A team led by Rice bioengineer Isaac Hilton and graduate student Kaiyuan Wang used deactivated Cas9 (dCas9) proteins to target key segments of the human genome and synthetically trigger the transcription of human genes.
By using dCas9 to recruit proteins that can naturally turn genes on, the Rice team was able to reveal important details about human promoters and enhancers — the pieces of our DNA that coordinate when, and to what extent, our genes are turned on — which in turn controls the behaviors of our cells.
“We’re using these synthetic biology tools to improve the ability to engineer gene expression and program human cells, and consequently to better understand how our genes work naturally,” Hilton said. “These types of studies are important because in the long run this knowledge and these technical capabilities can enable better gene and cell therapies and biotechnologies.”
Hilton said the study in Nucleic Acids Research highlights the growing potential of CRISPR-Cas9-based tools for synthetic gene control and cellular engineering.

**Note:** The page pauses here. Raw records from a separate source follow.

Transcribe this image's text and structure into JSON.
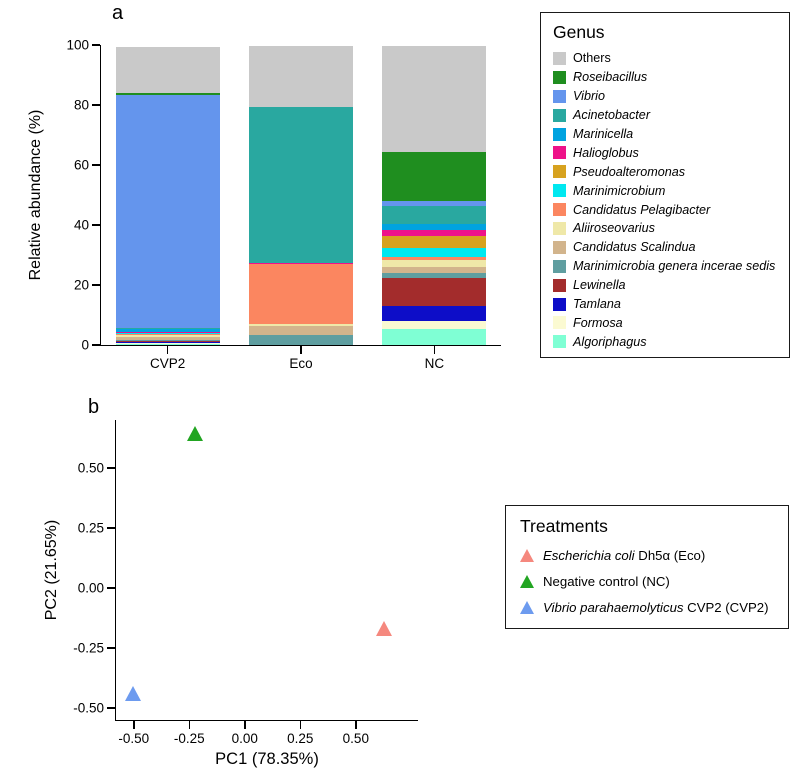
{
  "figure": {
    "panel_a_label": "a",
    "panel_b_label": "b"
  },
  "chart_data": [
    {
      "type": "bar",
      "stacked": true,
      "panel": "a",
      "ylabel": "Relative abundance (%)",
      "ylim": [
        0,
        100
      ],
      "yticks": [
        0,
        20,
        40,
        60,
        80,
        100
      ],
      "categories": [
        "CVP2",
        "Eco",
        "NC"
      ],
      "legend_title": "Genus",
      "legend_position": "right",
      "series": [
        {
          "name": "Others",
          "italic": false,
          "color": "#c9c9c9",
          "values": [
            15.5,
            20.0,
            35.0
          ]
        },
        {
          "name": "Roseibacillus",
          "italic": true,
          "color": "#1f8e1f",
          "values": [
            0.6,
            0.0,
            16.5
          ]
        },
        {
          "name": "Vibrio",
          "italic": true,
          "color": "#6495ed",
          "values": [
            77.5,
            0.0,
            1.5
          ]
        },
        {
          "name": "Acinetobacter",
          "italic": true,
          "color": "#29a8a0",
          "values": [
            0.3,
            52.0,
            6.0
          ]
        },
        {
          "name": "Marinicella",
          "italic": true,
          "color": "#00a3e0",
          "values": [
            1.2,
            0.0,
            2.0
          ]
        },
        {
          "name": "Halioglobus",
          "italic": true,
          "color": "#ee1289",
          "values": [
            0.2,
            0.5,
            2.0
          ]
        },
        {
          "name": "Pseudoalteromonas",
          "italic": true,
          "color": "#d7a21f",
          "values": [
            0.2,
            0.0,
            4.0
          ]
        },
        {
          "name": "Marinimicrobium",
          "italic": true,
          "color": "#00e8f0",
          "values": [
            0.3,
            0.0,
            3.0
          ]
        },
        {
          "name": "Candidatus Pelagibacter",
          "italic": true,
          "color": "#fb8660",
          "values": [
            0.2,
            20.0,
            1.0
          ]
        },
        {
          "name": "Aliiroseovarius",
          "italic": true,
          "color": "#efe8a8",
          "values": [
            0.8,
            0.5,
            2.5
          ]
        },
        {
          "name": "Candidatus Scalindua",
          "italic": true,
          "color": "#d2b48c",
          "values": [
            1.0,
            3.0,
            2.0
          ]
        },
        {
          "name": "Marinimicrobia genera incerae sedis",
          "italic": true,
          "color": "#5f9ea0",
          "values": [
            0.3,
            3.5,
            1.5
          ]
        },
        {
          "name": "Lewinella",
          "italic": true,
          "color": "#a32c2c",
          "values": [
            0.3,
            0.0,
            9.5
          ]
        },
        {
          "name": "Tamlana",
          "italic": true,
          "color": "#0d0dc8",
          "values": [
            0.3,
            0.0,
            5.0
          ]
        },
        {
          "name": "Formosa",
          "italic": true,
          "color": "#fbfad2",
          "values": [
            0.3,
            0.0,
            2.5
          ]
        },
        {
          "name": "Algoriphagus",
          "italic": true,
          "color": "#7fffd4",
          "values": [
            0.4,
            0.0,
            5.5
          ]
        }
      ]
    },
    {
      "type": "scatter",
      "panel": "b",
      "xlabel": "PC1 (78.35%)",
      "ylabel": "PC2 (21.65%)",
      "xlim": [
        -0.58,
        0.78
      ],
      "ylim": [
        -0.55,
        0.7
      ],
      "xticks": [
        -0.5,
        -0.25,
        0,
        0.25,
        0.5
      ],
      "xtick_labels": [
        "-0.50",
        "-0.25",
        "0.00",
        "0.25",
        "0.50"
      ],
      "yticks": [
        -0.5,
        -0.25,
        0,
        0.25,
        0.5
      ],
      "ytick_labels": [
        "-0.50",
        "-0.25",
        "0.00",
        "0.25",
        "0.50"
      ],
      "legend_title": "Treatments",
      "points": [
        {
          "treatment": "Eco",
          "x": 0.63,
          "y": -0.17,
          "color": "#f5887e",
          "marker": "triangle"
        },
        {
          "treatment": "NC",
          "x": -0.22,
          "y": 0.64,
          "color": "#22a522",
          "marker": "triangle"
        },
        {
          "treatment": "CVP2",
          "x": -0.5,
          "y": -0.44,
          "color": "#6d9bef",
          "marker": "triangle"
        }
      ],
      "legend_items": [
        {
          "color": "#f5887e",
          "parts": [
            {
              "text": "Escherichia coli",
              "italic": true
            },
            {
              "text": " Dh5α (Eco)",
              "italic": false
            }
          ]
        },
        {
          "color": "#22a522",
          "parts": [
            {
              "text": "Negative control (NC)",
              "italic": false
            }
          ]
        },
        {
          "color": "#6d9bef",
          "parts": [
            {
              "text": "Vibrio parahaemolyticus",
              "italic": true
            },
            {
              "text": " CVP2 (CVP2)",
              "italic": false
            }
          ]
        }
      ]
    }
  ]
}
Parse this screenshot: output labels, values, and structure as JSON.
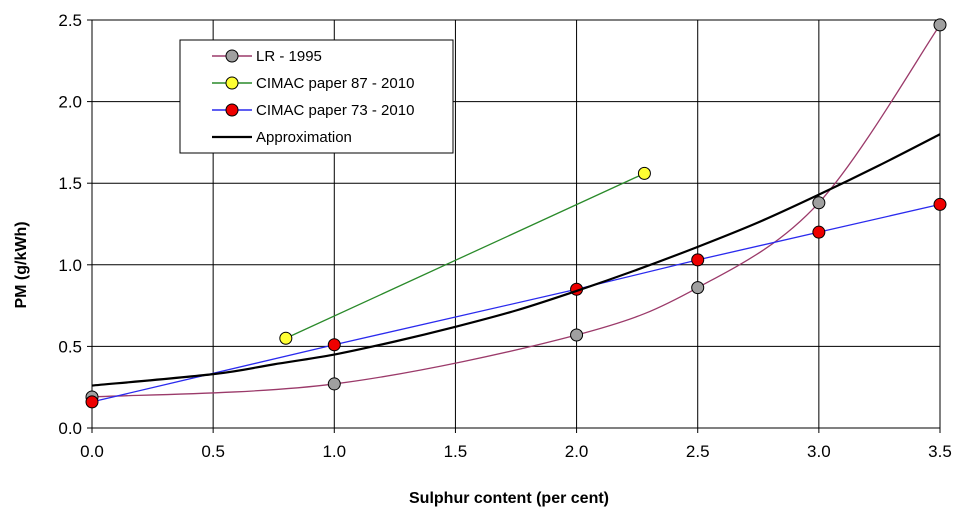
{
  "chart_data": {
    "type": "line",
    "xlabel": "Sulphur content (per cent)",
    "ylabel": "PM (g/kWh)",
    "xlim": [
      0,
      3.5
    ],
    "ylim": [
      0,
      2.5
    ],
    "xticks": [
      "0.0",
      "0.5",
      "1.0",
      "1.5",
      "2.0",
      "2.5",
      "3.0",
      "3.5"
    ],
    "yticks": [
      "0.0",
      "0.5",
      "1.0",
      "1.5",
      "2.0",
      "2.5"
    ],
    "grid": true,
    "legend_position": "top-left",
    "series": [
      {
        "name": "LR - 1995",
        "color": "#9b3a6a",
        "marker_color": "#a0a0a0",
        "style": "smooth",
        "x": [
          0.0,
          1.0,
          2.0,
          2.5,
          3.0,
          3.5
        ],
        "y": [
          0.19,
          0.27,
          0.57,
          0.86,
          1.38,
          2.47
        ]
      },
      {
        "name": "CIMAC paper 87 - 2010",
        "color": "#2a8a2a",
        "marker_color": "#ffff33",
        "style": "straight",
        "x": [
          0.8,
          2.28
        ],
        "y": [
          0.55,
          1.56
        ]
      },
      {
        "name": "CIMAC paper 73 - 2010",
        "color": "#2a2aee",
        "marker_color": "#ee0000",
        "style": "straight",
        "x": [
          0.0,
          1.0,
          2.0,
          2.5,
          3.0,
          3.5
        ],
        "y": [
          0.16,
          0.51,
          0.85,
          1.03,
          1.2,
          1.37
        ]
      },
      {
        "name": "Approximation",
        "color": "#000000",
        "marker_color": "",
        "style": "smooth",
        "x": [
          0.0,
          0.5,
          0.75,
          1.0,
          1.25,
          1.5,
          1.75,
          2.0,
          2.25,
          2.5,
          2.75,
          3.0,
          3.25,
          3.5
        ],
        "y": [
          0.26,
          0.33,
          0.39,
          0.45,
          0.53,
          0.62,
          0.72,
          0.84,
          0.97,
          1.11,
          1.26,
          1.43,
          1.61,
          1.8
        ]
      }
    ]
  }
}
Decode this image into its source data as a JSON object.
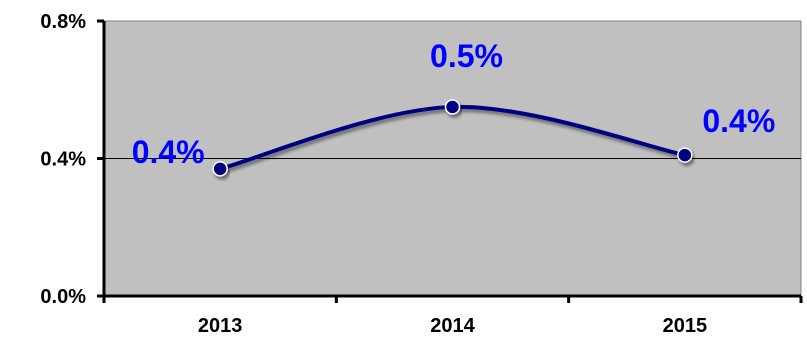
{
  "chart_data": {
    "type": "line",
    "categories": [
      "2013",
      "2014",
      "2015"
    ],
    "series": [
      {
        "values": [
          0.37,
          0.55,
          0.41
        ]
      }
    ],
    "data_labels": [
      "0.4%",
      "0.5%",
      "0.4%"
    ],
    "y_ticks": [
      {
        "value": 0.0,
        "label": "0.0%"
      },
      {
        "value": 0.4,
        "label": "0.4%"
      },
      {
        "value": 0.8,
        "label": "0.8%"
      }
    ],
    "ylim": [
      0,
      0.8
    ],
    "y_unit": "%",
    "smooth": true,
    "grid": "horizontal gridline at 0.4%",
    "colors": {
      "plot_background": "#c0c0c0",
      "line": "#000080",
      "marker": "#000080",
      "data_label": "#0000ff",
      "gridline": "#000000",
      "axis": "#000000"
    }
  }
}
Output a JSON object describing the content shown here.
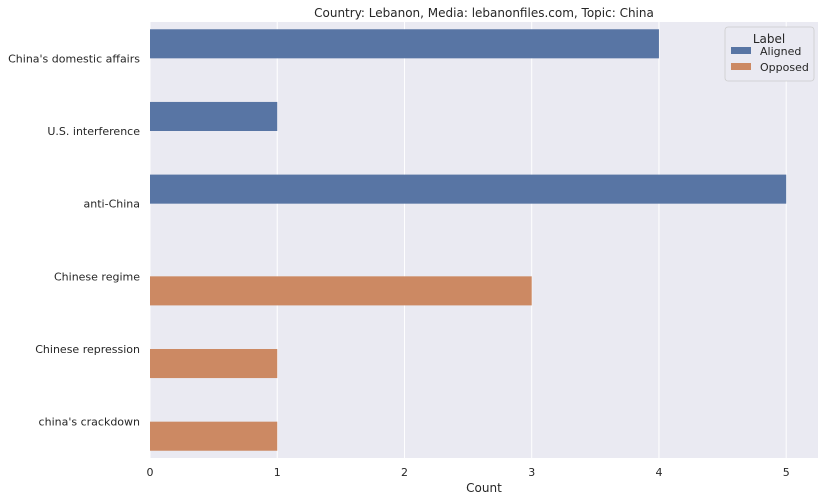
{
  "chart_data": {
    "type": "bar",
    "orientation": "horizontal",
    "title": "Country: Lebanon, Media: lebanonfiles.com, Topic: China",
    "xlabel": "Count",
    "ylabel": "",
    "xlim": [
      0,
      5.25
    ],
    "xticks": [
      "0",
      "1",
      "2",
      "3",
      "4",
      "5"
    ],
    "grid": true,
    "categories": [
      "China's domestic affairs",
      "U.S. interference",
      "anti-China",
      "Chinese regime",
      "Chinese repression",
      "china's crackdown"
    ],
    "series": [
      {
        "name": "Aligned",
        "color": "#5875a4",
        "values": [
          4,
          1,
          5,
          0,
          0,
          0
        ]
      },
      {
        "name": "Opposed",
        "color": "#cc8963",
        "values": [
          0,
          0,
          0,
          3,
          1,
          1
        ]
      }
    ],
    "legend": {
      "title": "Label",
      "placement": "top-right"
    }
  }
}
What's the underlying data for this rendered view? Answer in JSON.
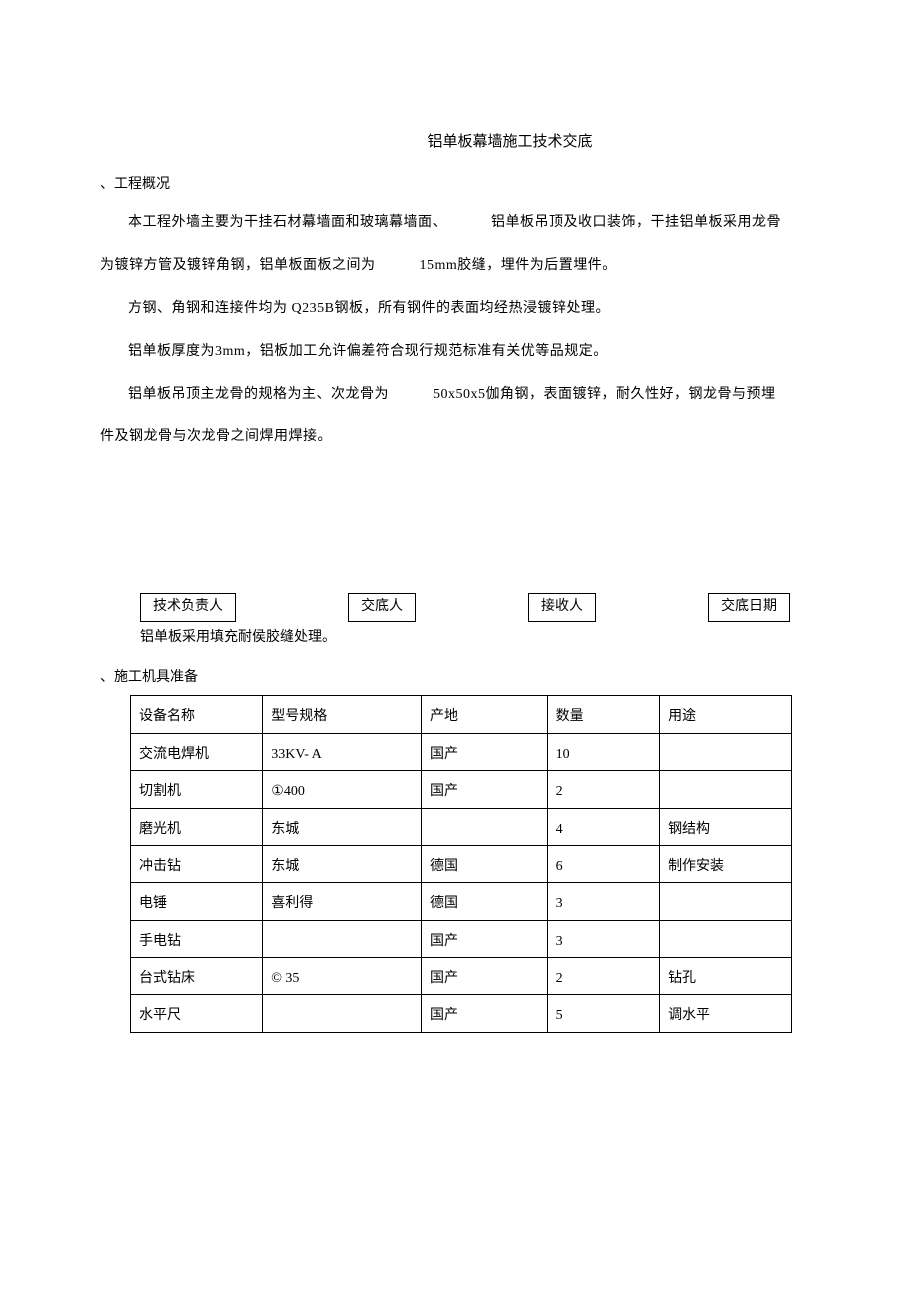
{
  "title": "铝单板幕墙施工技术交底",
  "section1": {
    "heading": "、工程概况",
    "p1a": "本工程外墙主要为干挂石材幕墙面和玻璃幕墙面、",
    "p1b": "铝单板吊顶及收口装饰，干挂铝单板采用龙骨",
    "p2a": "为镀锌方管及镀锌角钢，铝单板面板之间为",
    "p2b": "15mm胶缝，埋件为后置埋件。",
    "p3": "方钢、角钢和连接件均为 Q235B钢板，所有钢件的表面均经热浸镀锌处理。",
    "p4": "铝单板厚度为3mm，铝板加工允许偏差符合现行规范标准有关优等品规定。",
    "p5a": "铝单板吊顶主龙骨的规格为主、次龙骨为",
    "p5b": "50x50x5伽角钢，表面镀锌，耐久性好，钢龙骨与预埋",
    "p6": "件及钢龙骨与次龙骨之间焊用焊接。"
  },
  "signatures": {
    "s1": "技术负责人",
    "s2": "交底人",
    "s3": "接收人",
    "s4": "交底日期"
  },
  "after_sig": "铝单板采用填充耐侯胶缝处理。",
  "section2": {
    "heading": "、施工机具准备"
  },
  "table": {
    "headers": [
      "设备名称",
      "型号规格",
      "产地",
      "数量",
      "用途"
    ],
    "rows": [
      [
        "交流电焊机",
        "33KV- A",
        "国产",
        "10",
        ""
      ],
      [
        "切割机",
        "①400",
        "国产",
        "2",
        ""
      ],
      [
        "磨光机",
        "东城",
        "",
        "4",
        "钢结构"
      ],
      [
        "冲击钻",
        "东城",
        "德国",
        "6",
        "制作安装"
      ],
      [
        "电锤",
        "喜利得",
        "德国",
        "3",
        ""
      ],
      [
        "手电钻",
        "",
        "国产",
        "3",
        ""
      ],
      [
        "台式钻床",
        "© 35",
        "国产",
        "2",
        "钻孔"
      ],
      [
        "水平尺",
        "",
        "国产",
        "5",
        "调水平"
      ]
    ]
  },
  "colors": {
    "text": "#000000",
    "background": "#ffffff",
    "border": "#000000"
  }
}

The team’s strategy also demonstrates the power of dCas9 to influence and understand the epigenetic factors that animate the human genome.
“Only around 2% of our genome contains protein-coding genes, and the remaining 98% is so-called noncoding DNA,” Hilton said. “Enhancers and promoters are key parts of our noncoding genomes and, although the vast majority of these elements do not make conventional genes, there is fascinating genetic variation in noncoding DNA. This variation gives us the magnificent diversity that enables our species to be both amazing and adaptable.